There's tons of little examples like that. For a lot of use cases, you really don't need the frontier models.

properbrewtoday at 5:31 PM

I think small models have a very good niche for specific tasks. I utilise a fine tuned Phi-4 model (smaller than this one) that fits in about 3.5gb of RAM (not vram) for the document processing side of things for the desktop app I develop (a bit of a shameless plug - whistle-enterprise.com).

If you have a very specific idea for local model use you can find a way to make it work very well, you don't even need to have a graphics card or NPU chip. You just have to be extremely constrained in how it's used. I think as a generic chatbot they're not great, I'd use a hosted SOTA model and I'm a big fan of local LLMs myself.

mhitzatoday at 5:42 PM

In theory, locally you'd use these where lossiness is acceptable for audio transcription and image labeling (as simple examples).
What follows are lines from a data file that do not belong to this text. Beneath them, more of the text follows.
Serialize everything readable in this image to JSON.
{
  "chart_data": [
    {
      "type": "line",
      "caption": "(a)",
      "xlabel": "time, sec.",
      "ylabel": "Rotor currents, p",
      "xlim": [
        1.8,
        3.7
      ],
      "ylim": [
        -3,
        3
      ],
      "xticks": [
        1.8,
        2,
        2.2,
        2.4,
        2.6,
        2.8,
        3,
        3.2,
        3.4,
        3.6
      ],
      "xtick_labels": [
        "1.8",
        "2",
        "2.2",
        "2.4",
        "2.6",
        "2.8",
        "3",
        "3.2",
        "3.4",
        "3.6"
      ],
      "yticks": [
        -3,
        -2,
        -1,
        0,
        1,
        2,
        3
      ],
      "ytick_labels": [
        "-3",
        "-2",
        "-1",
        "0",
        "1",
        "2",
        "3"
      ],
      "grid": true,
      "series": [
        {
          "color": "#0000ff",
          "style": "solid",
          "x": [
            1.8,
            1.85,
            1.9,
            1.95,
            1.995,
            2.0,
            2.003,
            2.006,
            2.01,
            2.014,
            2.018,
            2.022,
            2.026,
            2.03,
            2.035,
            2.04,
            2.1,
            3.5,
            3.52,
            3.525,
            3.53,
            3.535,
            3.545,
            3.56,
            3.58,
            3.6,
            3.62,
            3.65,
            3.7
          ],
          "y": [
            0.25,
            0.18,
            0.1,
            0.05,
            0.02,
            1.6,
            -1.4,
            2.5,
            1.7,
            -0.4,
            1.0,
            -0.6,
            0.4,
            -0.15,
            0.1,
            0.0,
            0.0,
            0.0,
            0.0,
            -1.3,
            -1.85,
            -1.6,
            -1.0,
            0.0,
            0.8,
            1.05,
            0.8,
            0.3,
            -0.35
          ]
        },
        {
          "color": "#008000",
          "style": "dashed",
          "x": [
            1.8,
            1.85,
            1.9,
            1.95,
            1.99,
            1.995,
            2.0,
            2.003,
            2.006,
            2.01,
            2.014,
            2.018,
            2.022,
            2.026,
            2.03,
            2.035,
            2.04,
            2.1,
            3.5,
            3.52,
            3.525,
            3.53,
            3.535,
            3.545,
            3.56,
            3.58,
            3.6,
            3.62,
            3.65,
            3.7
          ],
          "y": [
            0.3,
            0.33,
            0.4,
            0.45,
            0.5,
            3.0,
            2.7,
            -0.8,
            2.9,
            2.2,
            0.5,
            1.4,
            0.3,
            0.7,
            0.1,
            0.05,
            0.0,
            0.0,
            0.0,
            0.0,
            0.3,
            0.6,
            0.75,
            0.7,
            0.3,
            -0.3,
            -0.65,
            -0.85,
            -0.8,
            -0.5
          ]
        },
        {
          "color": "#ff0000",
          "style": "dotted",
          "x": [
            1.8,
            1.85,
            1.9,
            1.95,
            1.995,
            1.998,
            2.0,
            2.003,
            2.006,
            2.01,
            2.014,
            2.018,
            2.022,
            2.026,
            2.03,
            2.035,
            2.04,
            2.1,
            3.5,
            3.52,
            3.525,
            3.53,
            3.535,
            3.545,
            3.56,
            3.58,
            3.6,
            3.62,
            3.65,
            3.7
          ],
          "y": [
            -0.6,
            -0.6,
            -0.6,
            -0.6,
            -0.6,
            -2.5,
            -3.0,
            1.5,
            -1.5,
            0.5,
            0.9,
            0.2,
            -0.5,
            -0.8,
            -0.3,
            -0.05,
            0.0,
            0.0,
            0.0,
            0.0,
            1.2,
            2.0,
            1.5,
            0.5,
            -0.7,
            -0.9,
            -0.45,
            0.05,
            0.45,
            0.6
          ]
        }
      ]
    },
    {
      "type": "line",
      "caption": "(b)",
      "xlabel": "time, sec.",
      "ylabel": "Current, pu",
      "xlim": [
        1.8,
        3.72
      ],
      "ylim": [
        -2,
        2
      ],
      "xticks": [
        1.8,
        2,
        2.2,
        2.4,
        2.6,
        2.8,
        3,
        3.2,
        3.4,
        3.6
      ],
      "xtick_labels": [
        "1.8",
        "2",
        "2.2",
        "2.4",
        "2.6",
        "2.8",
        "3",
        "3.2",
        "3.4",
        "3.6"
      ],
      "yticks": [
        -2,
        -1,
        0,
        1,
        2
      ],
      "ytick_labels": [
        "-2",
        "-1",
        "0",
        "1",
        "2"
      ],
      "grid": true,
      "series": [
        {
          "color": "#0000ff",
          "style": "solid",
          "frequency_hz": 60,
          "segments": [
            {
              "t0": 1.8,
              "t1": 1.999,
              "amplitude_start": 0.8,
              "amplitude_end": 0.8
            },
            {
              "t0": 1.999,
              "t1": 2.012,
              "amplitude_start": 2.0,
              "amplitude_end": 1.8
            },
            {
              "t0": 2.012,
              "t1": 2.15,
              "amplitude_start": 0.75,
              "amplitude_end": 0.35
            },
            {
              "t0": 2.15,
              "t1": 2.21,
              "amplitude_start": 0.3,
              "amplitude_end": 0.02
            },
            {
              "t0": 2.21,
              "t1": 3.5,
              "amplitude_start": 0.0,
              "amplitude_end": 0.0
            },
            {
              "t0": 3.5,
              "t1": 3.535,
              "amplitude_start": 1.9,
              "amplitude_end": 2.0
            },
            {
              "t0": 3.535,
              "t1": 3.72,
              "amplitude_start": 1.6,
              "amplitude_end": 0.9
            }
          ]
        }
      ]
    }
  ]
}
In practice I haven't got around to building something around multimodality since I'm primarily using their text generation capabilities.

Aachentoday at 5:09 PM

"Small" models are the ones I can run myself on my own terms. LLMs aren't useful enough for me to justify spending hundreds of euros on a GPU with 16GB VRAM or something, and that's assuming I have the rest of the desktop just laying around. Back when I checked (before the RAM price hike), these models weren't meaningfully better than 4-8GB ones anyway, you'd have to go for the top tier cards at 24 or 32 GB iirc to get something vaguely in the direction of the SaaS versions, and that was absolutely out of my budget. Even if that changed, so have hardware prices so it'd probably still work out the same

Xioltoday at 5:08 PM

I've yet to see someone answer a question like this with a decent, useful answer.